The Stoxx Europe 600 Index declined, with banks and technology companies bearing the brunt as all industry sectors moved into the red after a report that Pyongyang is preparing to launch an intercontinental ballistic missile heightened investors’ unease. The MSCI Asia Pacific Index was on track for the biggest drop since Trump’s vow to return nuclear threats with “fire and fury” in early August. S&P index futures also fell, while most European government bonds advanced and the yen and Swiss franc led currency gains. Industrial metals including copper and nickel extended a rally.
The White House warned any nation doing business with Kim Jong Un’s regime would be met with economic sanctions and trade embargoes, and his defense chief said the U.S. has “many military options.” North Korea said Sunday it successfully tested a hydrogen bomb with “unprecedentedly big power.” The test, the first since Trump took office, is a new hurdle for markets that have proven resilient to recent bouts of tension on the Korean peninsula.

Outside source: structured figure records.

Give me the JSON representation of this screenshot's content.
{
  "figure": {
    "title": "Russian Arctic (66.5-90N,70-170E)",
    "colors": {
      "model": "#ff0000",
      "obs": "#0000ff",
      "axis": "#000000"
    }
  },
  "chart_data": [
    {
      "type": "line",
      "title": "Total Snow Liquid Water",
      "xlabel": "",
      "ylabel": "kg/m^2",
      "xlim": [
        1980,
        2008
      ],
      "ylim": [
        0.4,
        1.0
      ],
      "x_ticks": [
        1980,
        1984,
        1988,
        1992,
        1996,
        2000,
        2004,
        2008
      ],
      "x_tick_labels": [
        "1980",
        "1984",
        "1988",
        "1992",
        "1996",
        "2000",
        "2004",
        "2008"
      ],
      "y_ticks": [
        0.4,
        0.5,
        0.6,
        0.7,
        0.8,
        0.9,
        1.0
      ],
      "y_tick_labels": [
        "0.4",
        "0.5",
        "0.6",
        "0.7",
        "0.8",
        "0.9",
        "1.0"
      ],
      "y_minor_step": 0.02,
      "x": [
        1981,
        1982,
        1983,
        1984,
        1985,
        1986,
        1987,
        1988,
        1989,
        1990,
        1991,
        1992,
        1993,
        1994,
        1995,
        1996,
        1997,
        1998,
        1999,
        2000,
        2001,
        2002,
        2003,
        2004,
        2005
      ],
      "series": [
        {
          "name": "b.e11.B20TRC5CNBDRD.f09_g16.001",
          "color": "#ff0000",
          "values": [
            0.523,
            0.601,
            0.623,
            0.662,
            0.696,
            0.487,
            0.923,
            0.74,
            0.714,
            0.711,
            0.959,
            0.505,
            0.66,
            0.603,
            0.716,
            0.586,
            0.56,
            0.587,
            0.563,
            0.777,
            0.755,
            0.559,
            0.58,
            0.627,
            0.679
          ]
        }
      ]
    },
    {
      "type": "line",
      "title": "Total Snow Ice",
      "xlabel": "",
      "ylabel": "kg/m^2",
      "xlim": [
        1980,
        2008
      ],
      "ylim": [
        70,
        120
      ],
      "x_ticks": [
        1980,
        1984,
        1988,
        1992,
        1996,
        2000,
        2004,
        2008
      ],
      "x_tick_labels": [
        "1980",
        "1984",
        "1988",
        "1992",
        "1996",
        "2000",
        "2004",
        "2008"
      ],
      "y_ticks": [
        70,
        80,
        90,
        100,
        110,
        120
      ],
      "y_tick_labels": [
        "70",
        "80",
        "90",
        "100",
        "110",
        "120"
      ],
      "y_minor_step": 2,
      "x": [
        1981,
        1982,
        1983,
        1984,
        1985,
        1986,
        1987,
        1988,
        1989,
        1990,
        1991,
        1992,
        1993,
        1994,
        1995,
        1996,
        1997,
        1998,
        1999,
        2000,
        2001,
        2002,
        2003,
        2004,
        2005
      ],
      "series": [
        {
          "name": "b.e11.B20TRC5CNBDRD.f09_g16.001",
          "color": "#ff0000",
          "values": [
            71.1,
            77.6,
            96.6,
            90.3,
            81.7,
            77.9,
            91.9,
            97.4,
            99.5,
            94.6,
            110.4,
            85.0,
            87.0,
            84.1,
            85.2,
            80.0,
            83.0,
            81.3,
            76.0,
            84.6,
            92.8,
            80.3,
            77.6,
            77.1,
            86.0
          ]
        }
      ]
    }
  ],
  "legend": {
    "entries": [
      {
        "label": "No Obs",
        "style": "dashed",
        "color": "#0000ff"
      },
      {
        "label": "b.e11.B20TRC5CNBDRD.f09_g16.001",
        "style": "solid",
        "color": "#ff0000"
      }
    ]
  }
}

“Expect some short-term risk-aversion trades,” Citigroup Inc. economists led by Johanna Chua wrote in a client note. “But such market moves tend to be short-lived, as typically tensions defuse quickly. So unless the global response to this test raises the probability of a military strike or North Korean regime collapse (both unlikely), this time may play out similarly.”
Some investors are choosing to hold more cash in the face of increasing geopolitical instability. Nader Naeimi, who heads a dynamic investment fund at AMP Capital in Sydney and helps manage about $110 billion, has about 30 percent of his holdings in cash, while Chicago-based Ariel Investments is holding more cash versus its target in the event a pullback creates buying opportunities.

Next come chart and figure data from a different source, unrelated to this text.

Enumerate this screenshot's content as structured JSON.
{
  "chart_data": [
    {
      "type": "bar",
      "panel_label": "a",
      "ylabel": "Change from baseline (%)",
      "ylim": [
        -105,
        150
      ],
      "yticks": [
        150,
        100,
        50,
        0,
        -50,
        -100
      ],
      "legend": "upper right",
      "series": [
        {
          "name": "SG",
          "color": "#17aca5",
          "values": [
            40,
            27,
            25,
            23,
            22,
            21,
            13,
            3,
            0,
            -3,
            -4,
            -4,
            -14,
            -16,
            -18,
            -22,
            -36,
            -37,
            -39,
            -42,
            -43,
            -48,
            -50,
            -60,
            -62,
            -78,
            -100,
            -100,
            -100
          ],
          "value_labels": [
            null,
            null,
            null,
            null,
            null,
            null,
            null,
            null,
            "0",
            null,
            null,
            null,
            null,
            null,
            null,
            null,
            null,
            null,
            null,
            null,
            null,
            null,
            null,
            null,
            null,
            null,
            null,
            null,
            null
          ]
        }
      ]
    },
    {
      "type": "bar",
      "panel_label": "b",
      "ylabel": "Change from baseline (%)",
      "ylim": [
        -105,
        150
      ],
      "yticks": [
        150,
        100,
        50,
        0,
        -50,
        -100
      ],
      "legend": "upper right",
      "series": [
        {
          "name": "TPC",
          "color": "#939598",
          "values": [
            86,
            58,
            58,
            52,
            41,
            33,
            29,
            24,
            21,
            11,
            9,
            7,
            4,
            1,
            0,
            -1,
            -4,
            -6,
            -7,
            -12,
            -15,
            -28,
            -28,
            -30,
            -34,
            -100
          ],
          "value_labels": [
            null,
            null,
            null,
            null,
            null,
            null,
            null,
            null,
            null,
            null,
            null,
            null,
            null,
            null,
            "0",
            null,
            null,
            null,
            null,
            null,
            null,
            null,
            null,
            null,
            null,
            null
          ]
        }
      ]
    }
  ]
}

“While today’s fall in risk assets might not be deep, the process is one of an incremental rise in market volatility,” Naeimi said. This “will culminate in a deeper-than-expected correction,” he said.
- The Stoxx Europe 600 Index sank 0.6 percent as of 9:40 a.m. in London.

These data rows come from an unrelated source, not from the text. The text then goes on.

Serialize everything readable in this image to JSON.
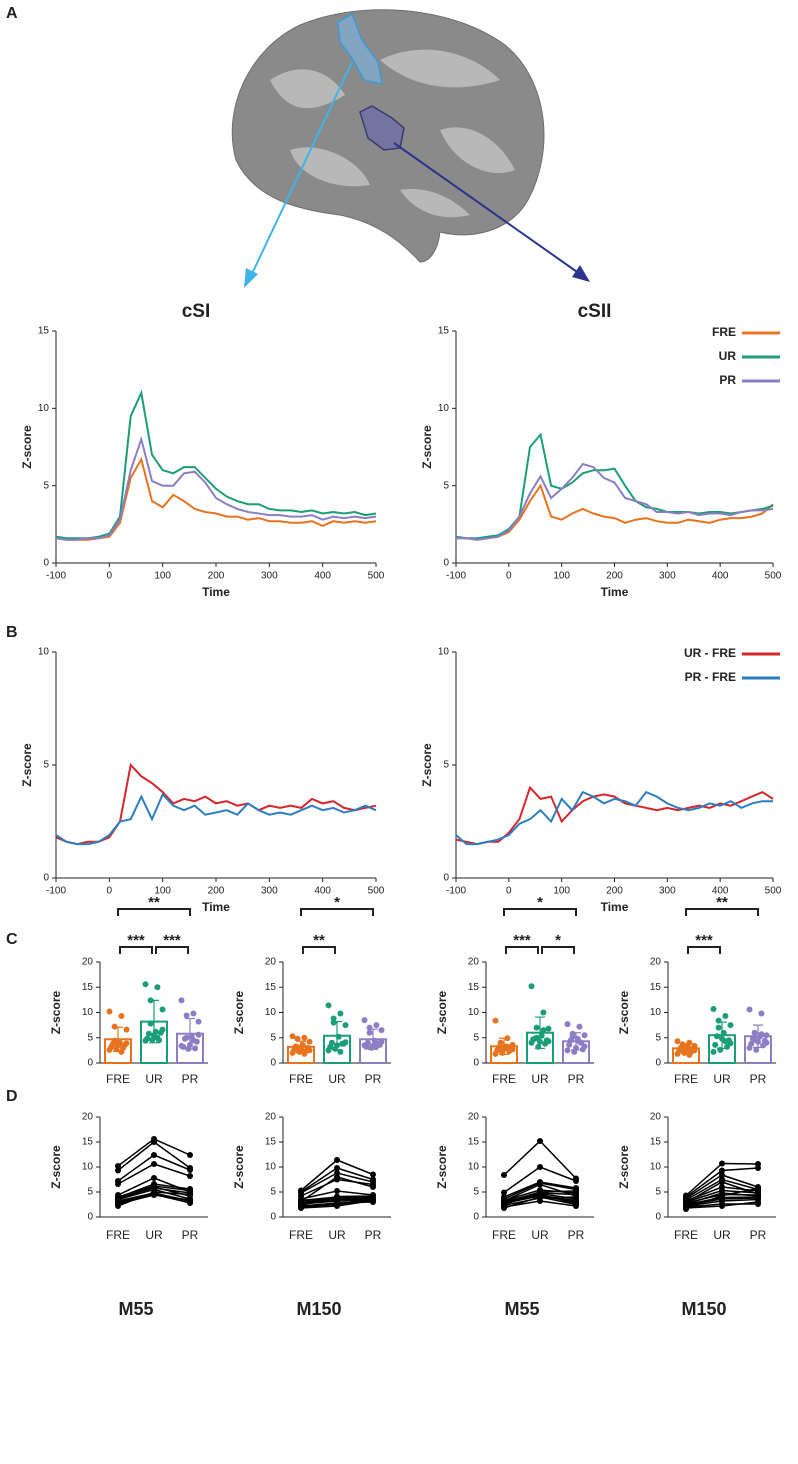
{
  "panel_labels": [
    "A",
    "B",
    "C",
    "D"
  ],
  "chart_data": [
    {
      "type": "line",
      "title": "cSI",
      "xlabel": "Time",
      "ylabel": "Z-score",
      "x": [
        -100,
        -80,
        -60,
        -40,
        -20,
        0,
        20,
        40,
        60,
        80,
        100,
        120,
        140,
        160,
        180,
        200,
        220,
        240,
        260,
        280,
        300,
        320,
        340,
        360,
        380,
        400,
        420,
        440,
        460,
        480,
        500
      ],
      "xlim": [
        -100,
        500
      ],
      "xticks": [
        -100,
        0,
        100,
        200,
        300,
        400,
        500
      ],
      "ylim": [
        0,
        15
      ],
      "yticks": [
        0,
        5,
        10,
        15
      ],
      "series": [
        {
          "color": "#e8731e",
          "values": [
            1.6,
            1.5,
            1.5,
            1.5,
            1.6,
            1.7,
            2.6,
            5.5,
            6.7,
            4.0,
            3.6,
            4.4,
            4.0,
            3.5,
            3.3,
            3.2,
            3.0,
            3.0,
            2.8,
            2.9,
            2.7,
            2.7,
            2.6,
            2.6,
            2.7,
            2.4,
            2.7,
            2.6,
            2.7,
            2.6,
            2.7
          ]
        },
        {
          "color": "#1a9e77",
          "values": [
            1.7,
            1.6,
            1.6,
            1.6,
            1.7,
            1.9,
            3.0,
            9.5,
            11.0,
            7.0,
            6.0,
            5.8,
            6.2,
            6.2,
            5.5,
            4.8,
            4.3,
            4.0,
            3.8,
            3.8,
            3.5,
            3.4,
            3.4,
            3.3,
            3.4,
            3.2,
            3.3,
            3.2,
            3.3,
            3.1,
            3.2
          ]
        },
        {
          "color": "#8c7dc4",
          "values": [
            1.6,
            1.5,
            1.5,
            1.6,
            1.6,
            1.8,
            2.8,
            6.0,
            8.0,
            5.3,
            5.0,
            5.0,
            5.8,
            5.9,
            5.2,
            4.2,
            3.8,
            3.5,
            3.3,
            3.2,
            3.1,
            3.1,
            3.0,
            3.0,
            3.1,
            2.8,
            3.0,
            2.9,
            3.0,
            2.9,
            3.0
          ]
        }
      ]
    },
    {
      "type": "line",
      "title": "cSII",
      "xlabel": "Time",
      "ylabel": "Z-score",
      "legend": "upper right",
      "x": [
        -100,
        -80,
        -60,
        -40,
        -20,
        0,
        20,
        40,
        60,
        80,
        100,
        120,
        140,
        160,
        180,
        200,
        220,
        240,
        260,
        280,
        300,
        320,
        340,
        360,
        380,
        400,
        420,
        440,
        460,
        480,
        500
      ],
      "xlim": [
        -100,
        500
      ],
      "xticks": [
        -100,
        0,
        100,
        200,
        300,
        400,
        500
      ],
      "ylim": [
        0,
        15
      ],
      "yticks": [
        0,
        5,
        10,
        15
      ],
      "series": [
        {
          "name": "FRE",
          "color": "#e8731e",
          "values": [
            1.6,
            1.6,
            1.5,
            1.6,
            1.7,
            2.0,
            2.8,
            4.0,
            5.0,
            3.0,
            2.8,
            3.2,
            3.5,
            3.2,
            3.0,
            2.9,
            2.6,
            2.8,
            2.9,
            2.7,
            2.6,
            2.6,
            2.8,
            2.7,
            2.6,
            2.8,
            2.9,
            2.9,
            3.0,
            3.2,
            3.8
          ]
        },
        {
          "name": "UR",
          "color": "#1a9e77",
          "values": [
            1.7,
            1.6,
            1.6,
            1.7,
            1.8,
            2.2,
            3.0,
            7.5,
            8.3,
            5.0,
            4.8,
            5.2,
            5.8,
            6.0,
            6.0,
            6.1,
            5.0,
            4.0,
            3.6,
            3.5,
            3.3,
            3.3,
            3.3,
            3.2,
            3.3,
            3.3,
            3.2,
            3.3,
            3.4,
            3.5,
            3.7
          ]
        },
        {
          "name": "PR",
          "color": "#8c7dc4",
          "values": [
            1.6,
            1.6,
            1.5,
            1.6,
            1.7,
            2.1,
            3.0,
            4.5,
            5.6,
            4.2,
            4.8,
            5.5,
            6.4,
            6.2,
            5.5,
            5.2,
            4.2,
            4.0,
            3.8,
            3.3,
            3.3,
            3.2,
            3.3,
            3.1,
            3.2,
            3.2,
            3.1,
            3.3,
            3.4,
            3.4,
            3.5
          ]
        }
      ]
    },
    {
      "type": "line",
      "xlabel": "Time",
      "ylabel": "Z-score",
      "x": [
        -100,
        -80,
        -60,
        -40,
        -20,
        0,
        20,
        40,
        60,
        80,
        100,
        120,
        140,
        160,
        180,
        200,
        220,
        240,
        260,
        280,
        300,
        320,
        340,
        360,
        380,
        400,
        420,
        440,
        460,
        480,
        500
      ],
      "xlim": [
        -100,
        500
      ],
      "xticks": [
        -100,
        0,
        100,
        200,
        300,
        400,
        500
      ],
      "ylim": [
        0,
        10
      ],
      "yticks": [
        0,
        5,
        10
      ],
      "series": [
        {
          "color": "#d7262b",
          "values": [
            1.8,
            1.6,
            1.5,
            1.6,
            1.6,
            1.8,
            2.5,
            5.0,
            4.5,
            4.2,
            3.8,
            3.3,
            3.5,
            3.4,
            3.6,
            3.3,
            3.4,
            3.2,
            3.3,
            3.0,
            3.2,
            3.1,
            3.2,
            3.1,
            3.5,
            3.3,
            3.4,
            3.1,
            3.0,
            3.1,
            3.2
          ]
        },
        {
          "color": "#2b7fc1",
          "values": [
            1.9,
            1.6,
            1.5,
            1.5,
            1.6,
            1.9,
            2.5,
            2.6,
            3.6,
            2.6,
            3.7,
            3.2,
            3.0,
            3.2,
            2.8,
            2.9,
            3.0,
            2.8,
            3.3,
            3.0,
            2.8,
            2.9,
            2.8,
            3.0,
            3.2,
            3.0,
            3.1,
            2.9,
            3.0,
            3.2,
            3.0
          ]
        }
      ]
    },
    {
      "type": "line",
      "xlabel": "Time",
      "ylabel": "Z-score",
      "legend": "upper right",
      "x": [
        -100,
        -80,
        -60,
        -40,
        -20,
        0,
        20,
        40,
        60,
        80,
        100,
        120,
        140,
        160,
        180,
        200,
        220,
        240,
        260,
        280,
        300,
        320,
        340,
        360,
        380,
        400,
        420,
        440,
        460,
        480,
        500
      ],
      "xlim": [
        -100,
        500
      ],
      "xticks": [
        -100,
        0,
        100,
        200,
        300,
        400,
        500
      ],
      "ylim": [
        0,
        10
      ],
      "yticks": [
        0,
        5,
        10
      ],
      "series": [
        {
          "name": "UR - FRE",
          "color": "#d7262b",
          "values": [
            1.7,
            1.6,
            1.5,
            1.6,
            1.6,
            2.0,
            2.6,
            4.0,
            3.5,
            3.6,
            2.5,
            3.0,
            3.4,
            3.6,
            3.7,
            3.6,
            3.3,
            3.2,
            3.1,
            3.0,
            3.1,
            3.0,
            3.1,
            3.2,
            3.1,
            3.3,
            3.2,
            3.4,
            3.6,
            3.8,
            3.5
          ]
        },
        {
          "name": "PR - FRE",
          "color": "#2b7fc1",
          "values": [
            1.9,
            1.5,
            1.5,
            1.6,
            1.7,
            1.9,
            2.4,
            2.6,
            3.0,
            2.5,
            3.5,
            3.0,
            3.8,
            3.6,
            3.3,
            3.5,
            3.4,
            3.2,
            3.8,
            3.6,
            3.3,
            3.1,
            3.0,
            3.1,
            3.3,
            3.2,
            3.4,
            3.1,
            3.3,
            3.4,
            3.4
          ]
        }
      ]
    },
    {
      "type": "bar",
      "ylabel": "Z-score",
      "categories": [
        "FRE",
        "UR",
        "PR"
      ],
      "colors": [
        "#e8731e",
        "#1a9e77",
        "#8c7dc4"
      ],
      "values": [
        4.7,
        8.2,
        5.8
      ],
      "errors": [
        2.4,
        4.2,
        3.0
      ],
      "ylim": [
        0,
        20
      ],
      "yticks": [
        0,
        5,
        10,
        15,
        20
      ],
      "points": [
        [
          10.2,
          9.3,
          7.2,
          6.6,
          4.0,
          3.8,
          3.6,
          3.5,
          3.2,
          3.0,
          2.8,
          2.6,
          2.2,
          4.4,
          3.9
        ],
        [
          15.6,
          15.0,
          12.4,
          10.6,
          6.2,
          5.8,
          6.0,
          5.5,
          4.8,
          4.5,
          4.6,
          4.4,
          5.0,
          7.8,
          6.6
        ],
        [
          12.4,
          9.8,
          9.4,
          8.2,
          5.3,
          4.8,
          4.2,
          3.6,
          3.2,
          2.9,
          2.8,
          3.4,
          4.5,
          5.0,
          5.6
        ]
      ],
      "annotations": [
        {
          "between": [
            "FRE",
            "PR"
          ],
          "text": "**"
        },
        {
          "between": [
            "FRE",
            "UR"
          ],
          "text": "***"
        },
        {
          "between": [
            "UR",
            "PR"
          ],
          "text": "***"
        }
      ]
    },
    {
      "type": "bar",
      "ylabel": "Z-score",
      "categories": [
        "FRE",
        "UR",
        "PR"
      ],
      "colors": [
        "#e8731e",
        "#1a9e77",
        "#8c7dc4"
      ],
      "values": [
        3.2,
        5.4,
        4.7
      ],
      "errors": [
        1.1,
        2.8,
        2.0
      ],
      "ylim": [
        0,
        20
      ],
      "yticks": [
        0,
        5,
        10,
        15,
        20
      ],
      "points": [
        [
          5.3,
          5.0,
          4.8,
          4.2,
          3.6,
          3.3,
          3.0,
          2.8,
          2.6,
          2.4,
          2.2,
          2.0,
          1.8,
          3.1,
          2.5
        ],
        [
          11.4,
          9.8,
          8.8,
          7.5,
          5.2,
          4.0,
          3.8,
          3.5,
          3.2,
          3.8,
          2.8,
          2.5,
          2.2,
          8.0,
          4.1
        ],
        [
          8.5,
          7.5,
          7.0,
          6.5,
          4.4,
          4.0,
          3.6,
          3.4,
          3.2,
          3.8,
          3.0,
          3.5,
          3.3,
          6.0,
          4.2
        ]
      ],
      "annotations": [
        {
          "between": [
            "FRE",
            "PR"
          ],
          "text": "*"
        },
        {
          "between": [
            "FRE",
            "UR"
          ],
          "text": "**"
        }
      ]
    },
    {
      "type": "bar",
      "ylabel": "Z-score",
      "categories": [
        "FRE",
        "UR",
        "PR"
      ],
      "colors": [
        "#e8731e",
        "#1a9e77",
        "#8c7dc4"
      ],
      "values": [
        3.3,
        6.0,
        4.3
      ],
      "errors": [
        1.6,
        3.1,
        1.7
      ],
      "ylim": [
        0,
        20
      ],
      "yticks": [
        0,
        5,
        10,
        15,
        20
      ],
      "points": [
        [
          8.4,
          4.9,
          4.0,
          3.6,
          3.3,
          3.1,
          3.0,
          2.8,
          2.5,
          2.3,
          2.0,
          1.8,
          3.2,
          2.9,
          2.7
        ],
        [
          15.2,
          10.0,
          7.0,
          6.8,
          5.4,
          4.8,
          4.5,
          4.2,
          4.7,
          3.8,
          3.2,
          4.0,
          6.5,
          5.0,
          4.3
        ],
        [
          7.7,
          7.2,
          5.8,
          5.5,
          4.8,
          4.5,
          2.7,
          3.0,
          3.6,
          4.0,
          2.2,
          2.5,
          4.2,
          5.2,
          3.3
        ]
      ],
      "annotations": [
        {
          "between": [
            "FRE",
            "PR"
          ],
          "text": "*"
        },
        {
          "between": [
            "FRE",
            "UR"
          ],
          "text": "***"
        },
        {
          "between": [
            "UR",
            "PR"
          ],
          "text": "*"
        }
      ]
    },
    {
      "type": "bar",
      "ylabel": "Z-score",
      "categories": [
        "FRE",
        "UR",
        "PR"
      ],
      "colors": [
        "#e8731e",
        "#1a9e77",
        "#8c7dc4"
      ],
      "values": [
        2.9,
        5.5,
        5.3
      ],
      "errors": [
        0.9,
        2.6,
        2.2
      ],
      "ylim": [
        0,
        20
      ],
      "yticks": [
        0,
        5,
        10,
        15,
        20
      ],
      "points": [
        [
          4.3,
          4.0,
          3.7,
          3.4,
          3.2,
          3.0,
          2.8,
          2.6,
          2.4,
          2.2,
          2.0,
          1.8,
          1.6,
          2.9,
          2.5
        ],
        [
          10.7,
          9.3,
          8.4,
          7.5,
          6.0,
          5.3,
          4.5,
          4.8,
          3.6,
          3.2,
          2.6,
          2.2,
          4.3,
          7.0,
          3.9
        ],
        [
          10.6,
          9.8,
          6.0,
          5.5,
          5.2,
          4.8,
          4.4,
          4.2,
          3.8,
          3.5,
          2.6,
          3.0,
          5.7,
          4.6,
          4.0
        ]
      ],
      "annotations": [
        {
          "between": [
            "FRE",
            "PR"
          ],
          "text": "**"
        },
        {
          "between": [
            "FRE",
            "UR"
          ],
          "text": "***"
        }
      ]
    },
    {
      "type": "paired",
      "ylabel": "Z-score",
      "categories": [
        "FRE",
        "UR",
        "PR"
      ],
      "ylim": [
        0,
        20
      ],
      "yticks": [
        0,
        5,
        10,
        15,
        20
      ],
      "caption": "M55"
    },
    {
      "type": "paired",
      "ylabel": "Z-score",
      "categories": [
        "FRE",
        "UR",
        "PR"
      ],
      "ylim": [
        0,
        20
      ],
      "yticks": [
        0,
        5,
        10,
        15,
        20
      ],
      "caption": "M150"
    },
    {
      "type": "paired",
      "ylabel": "Z-score",
      "categories": [
        "FRE",
        "UR",
        "PR"
      ],
      "ylim": [
        0,
        20
      ],
      "yticks": [
        0,
        5,
        10,
        15,
        20
      ],
      "caption": "M55"
    },
    {
      "type": "paired",
      "ylabel": "Z-score",
      "categories": [
        "FRE",
        "UR",
        "PR"
      ],
      "ylim": [
        0,
        20
      ],
      "yticks": [
        0,
        5,
        10,
        15,
        20
      ],
      "caption": "M150"
    }
  ]
}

- The U.K.’s FTSE 100 Index dipped 0.3 percent.
- Germany’s DAX Index fell 0.5 percent.
- The MSCI All-Country World Index sank 0.2 percent, the largest dip in more than two weeks.
- Futures on the S&P 500 Index declined 0.4 percent.
- The Bloomberg Dollar Spot Index dipped 0.2 percent.
- The euro gained 0.5 percent to $1.1915.
- The British pound was little changed at $1.2943.
- The Japanese yen jumped 0.7 percent to 109.45 per dollar, the largest climb in more than three weeks.
- The Swiss franc increased 0.8 percent to $0.9574.
- Germany’s 10-year yield declined two basis points to 0.36 percent.
- Britain’s 10-year yield dipped one basis point to 1.04 percent.
- Gold gained 1 percent to $1,338.16 an ounce, the strongest in a year.
- West Texas Intermediate crude decreased 0.1 percent to $47.22 a barrel.
- Copper advanced 0.8 percent to $3.14 a pound, the highest in about three years.
- Nickel advanced 1 percent to $12,155 per metric ton, the highest in more than two years.
- Japan’s Topix index ended 1 percent lower, while South Korea’s Kospi index lost 1.2 percent and the S&P/ASX 200 Index in Sydney declined 0.4 percent.
- The Hang Seng Index in Hong Kong fell 1 percent.
- Indexes rose in China. The Philippines’ main gauge jumped 1 percent.
- The MSCI Asia Pacific Index fell 0.6 percent, poised for its worst decline since Aug. 11.